By Mario Carr
Our nearest celestial neighbour, the Moon, is shrinking as its interior cools.
According to a recent analysis of moonquakes detected by the Apollo astronauts more than 50 years ago, the Moon is becoming smaller by about 50 meters over the last several hundred million years. As it shrinks, its surface wrinkles like the skin of a grape when it becomes a raisin.
However, the Moon’s surface is brittle forming thrust faults where one section is pushed up against another causing moonquakes. The Moon isn’t the only object in our solar system shrinking. The planet Mercury has significantly larger thrust faults indicating it’s shrinking more than the Moon.

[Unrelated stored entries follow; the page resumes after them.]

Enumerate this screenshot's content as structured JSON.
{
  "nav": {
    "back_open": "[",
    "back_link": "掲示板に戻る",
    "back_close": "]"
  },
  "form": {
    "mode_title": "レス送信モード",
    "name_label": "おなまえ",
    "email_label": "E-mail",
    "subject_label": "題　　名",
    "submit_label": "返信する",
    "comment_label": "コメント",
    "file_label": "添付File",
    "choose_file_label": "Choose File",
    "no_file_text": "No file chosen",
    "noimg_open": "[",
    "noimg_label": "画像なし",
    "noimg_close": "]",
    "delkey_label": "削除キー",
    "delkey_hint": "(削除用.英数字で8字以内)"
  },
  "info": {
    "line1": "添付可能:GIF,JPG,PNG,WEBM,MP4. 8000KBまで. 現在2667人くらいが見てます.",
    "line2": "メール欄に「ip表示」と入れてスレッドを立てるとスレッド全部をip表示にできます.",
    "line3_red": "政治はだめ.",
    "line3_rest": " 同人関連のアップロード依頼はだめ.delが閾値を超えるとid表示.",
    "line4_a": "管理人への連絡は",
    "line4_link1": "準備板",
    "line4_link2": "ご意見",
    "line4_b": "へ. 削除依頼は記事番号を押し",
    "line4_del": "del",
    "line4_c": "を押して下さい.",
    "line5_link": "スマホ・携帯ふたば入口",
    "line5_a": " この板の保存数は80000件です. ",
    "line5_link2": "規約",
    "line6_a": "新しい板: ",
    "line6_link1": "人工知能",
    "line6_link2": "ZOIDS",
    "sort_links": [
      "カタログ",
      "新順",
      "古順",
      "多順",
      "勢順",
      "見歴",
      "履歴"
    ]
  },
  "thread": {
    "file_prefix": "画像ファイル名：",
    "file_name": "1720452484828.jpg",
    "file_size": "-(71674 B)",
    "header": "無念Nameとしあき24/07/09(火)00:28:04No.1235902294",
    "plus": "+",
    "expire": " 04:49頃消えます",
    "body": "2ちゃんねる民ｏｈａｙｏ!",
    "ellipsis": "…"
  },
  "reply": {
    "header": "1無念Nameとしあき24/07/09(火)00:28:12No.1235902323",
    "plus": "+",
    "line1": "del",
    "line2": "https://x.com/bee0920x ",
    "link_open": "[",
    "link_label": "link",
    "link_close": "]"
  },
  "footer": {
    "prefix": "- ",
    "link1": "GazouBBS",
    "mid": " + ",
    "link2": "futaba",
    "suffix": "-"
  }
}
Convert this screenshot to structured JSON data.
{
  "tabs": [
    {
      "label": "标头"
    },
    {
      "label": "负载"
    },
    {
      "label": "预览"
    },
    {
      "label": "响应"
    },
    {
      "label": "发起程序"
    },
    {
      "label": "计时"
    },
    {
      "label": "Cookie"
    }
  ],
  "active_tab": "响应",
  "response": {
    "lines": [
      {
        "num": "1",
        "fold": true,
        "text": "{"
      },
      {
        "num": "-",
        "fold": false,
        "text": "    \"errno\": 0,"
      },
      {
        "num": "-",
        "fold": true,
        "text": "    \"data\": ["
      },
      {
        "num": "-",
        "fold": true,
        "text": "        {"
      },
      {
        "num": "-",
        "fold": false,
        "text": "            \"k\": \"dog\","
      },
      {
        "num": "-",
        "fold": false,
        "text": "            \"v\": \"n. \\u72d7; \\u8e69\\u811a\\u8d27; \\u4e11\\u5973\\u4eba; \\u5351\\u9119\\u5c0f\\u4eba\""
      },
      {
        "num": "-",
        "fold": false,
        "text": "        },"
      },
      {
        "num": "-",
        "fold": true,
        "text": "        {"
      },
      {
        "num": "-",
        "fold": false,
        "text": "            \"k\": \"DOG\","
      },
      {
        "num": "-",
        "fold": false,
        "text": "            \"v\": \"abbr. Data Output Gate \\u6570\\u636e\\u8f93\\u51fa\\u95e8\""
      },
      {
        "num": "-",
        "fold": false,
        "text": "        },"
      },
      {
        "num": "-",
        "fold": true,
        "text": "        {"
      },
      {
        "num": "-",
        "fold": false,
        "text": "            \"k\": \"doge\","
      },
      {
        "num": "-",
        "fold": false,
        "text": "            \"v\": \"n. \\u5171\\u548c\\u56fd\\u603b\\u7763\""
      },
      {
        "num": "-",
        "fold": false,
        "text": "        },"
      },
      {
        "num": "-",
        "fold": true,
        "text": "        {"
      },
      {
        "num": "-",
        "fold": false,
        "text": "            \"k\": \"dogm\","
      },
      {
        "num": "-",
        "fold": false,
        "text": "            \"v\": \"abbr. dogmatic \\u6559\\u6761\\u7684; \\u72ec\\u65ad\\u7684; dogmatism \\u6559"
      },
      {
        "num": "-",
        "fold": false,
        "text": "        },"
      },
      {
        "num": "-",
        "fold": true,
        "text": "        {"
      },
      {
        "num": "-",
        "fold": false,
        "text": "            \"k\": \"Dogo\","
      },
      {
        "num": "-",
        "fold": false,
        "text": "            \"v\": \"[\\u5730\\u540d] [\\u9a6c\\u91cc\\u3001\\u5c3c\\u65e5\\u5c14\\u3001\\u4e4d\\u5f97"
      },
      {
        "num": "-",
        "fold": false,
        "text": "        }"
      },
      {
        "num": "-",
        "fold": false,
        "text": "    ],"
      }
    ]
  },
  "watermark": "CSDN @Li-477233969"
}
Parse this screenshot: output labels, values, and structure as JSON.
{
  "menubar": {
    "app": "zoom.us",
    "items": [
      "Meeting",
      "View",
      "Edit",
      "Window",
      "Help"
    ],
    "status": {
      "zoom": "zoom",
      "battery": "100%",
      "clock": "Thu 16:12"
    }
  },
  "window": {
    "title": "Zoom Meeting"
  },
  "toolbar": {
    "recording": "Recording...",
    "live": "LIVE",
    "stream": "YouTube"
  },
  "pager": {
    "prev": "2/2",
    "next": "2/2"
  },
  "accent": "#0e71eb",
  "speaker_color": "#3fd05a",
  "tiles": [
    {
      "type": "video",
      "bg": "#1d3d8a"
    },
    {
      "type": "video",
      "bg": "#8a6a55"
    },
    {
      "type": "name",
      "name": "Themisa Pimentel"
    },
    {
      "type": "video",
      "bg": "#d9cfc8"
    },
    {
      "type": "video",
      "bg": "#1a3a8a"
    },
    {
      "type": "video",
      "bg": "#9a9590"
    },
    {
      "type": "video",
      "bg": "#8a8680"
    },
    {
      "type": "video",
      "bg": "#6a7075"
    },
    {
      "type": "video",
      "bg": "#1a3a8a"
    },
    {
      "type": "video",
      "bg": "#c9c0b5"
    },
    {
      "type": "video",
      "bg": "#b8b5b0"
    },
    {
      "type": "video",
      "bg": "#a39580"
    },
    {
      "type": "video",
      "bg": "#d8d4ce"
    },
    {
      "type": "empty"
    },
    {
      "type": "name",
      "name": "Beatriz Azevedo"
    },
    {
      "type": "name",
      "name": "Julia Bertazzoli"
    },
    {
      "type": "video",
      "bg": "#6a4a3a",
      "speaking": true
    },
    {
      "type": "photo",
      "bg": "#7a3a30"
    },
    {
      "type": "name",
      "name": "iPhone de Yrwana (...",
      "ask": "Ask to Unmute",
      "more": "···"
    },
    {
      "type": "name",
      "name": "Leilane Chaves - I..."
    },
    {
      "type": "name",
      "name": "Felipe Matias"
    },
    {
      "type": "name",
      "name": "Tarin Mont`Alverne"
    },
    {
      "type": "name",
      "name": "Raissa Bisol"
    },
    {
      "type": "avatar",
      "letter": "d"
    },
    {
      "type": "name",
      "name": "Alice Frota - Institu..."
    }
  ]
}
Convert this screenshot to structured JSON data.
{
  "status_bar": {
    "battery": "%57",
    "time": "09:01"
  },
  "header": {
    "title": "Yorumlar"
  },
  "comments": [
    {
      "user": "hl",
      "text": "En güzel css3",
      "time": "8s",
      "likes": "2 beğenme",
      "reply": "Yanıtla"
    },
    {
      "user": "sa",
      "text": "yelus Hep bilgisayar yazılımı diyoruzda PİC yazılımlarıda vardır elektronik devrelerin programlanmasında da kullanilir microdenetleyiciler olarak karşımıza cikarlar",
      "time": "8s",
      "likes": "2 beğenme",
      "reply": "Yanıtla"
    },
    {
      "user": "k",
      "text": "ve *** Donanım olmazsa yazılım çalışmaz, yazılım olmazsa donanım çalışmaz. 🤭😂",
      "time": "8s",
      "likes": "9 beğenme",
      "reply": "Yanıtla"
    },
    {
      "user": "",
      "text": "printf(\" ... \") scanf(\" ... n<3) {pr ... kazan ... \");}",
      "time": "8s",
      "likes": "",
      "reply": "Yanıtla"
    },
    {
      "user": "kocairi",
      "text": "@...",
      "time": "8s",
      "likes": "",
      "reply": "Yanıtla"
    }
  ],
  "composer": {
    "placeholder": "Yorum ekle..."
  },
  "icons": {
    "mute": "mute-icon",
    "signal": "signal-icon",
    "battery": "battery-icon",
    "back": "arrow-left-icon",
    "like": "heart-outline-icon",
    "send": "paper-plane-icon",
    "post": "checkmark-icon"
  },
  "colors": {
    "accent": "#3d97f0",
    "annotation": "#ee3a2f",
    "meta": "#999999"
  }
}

Here are June stargazing events, which are listed in the Hamilton Amateur Astronomers calendar.
June 10 – Jupiter is at opposition and at its closest point to the Earth. It can be seen all night rising in the east at sunset and setting in the west at sunrise.
June 14 – Hamilton Amateur Astronomers meeting 7:30-9:30 p.m, Spectator Building, 44 Frid Street, Hamilton. Free admission, door prizes and everybody welcome. An optional food bank donation of non-perishable goods will be collected and appreciated. Professor Brian McNamara from the University of Waterloo will discuss 1919-2019: A Century of Black Holes.
June 16 – The Moon is close to Jupiter in the early evening sky.
June 18 – Mercury and Mars meet low in the evening sky. The Moon is also close to Saturn later in the evening.
June 21 – Summer official begins at 11:54 a.m. during the Solstice. It’s also the longest day of the year.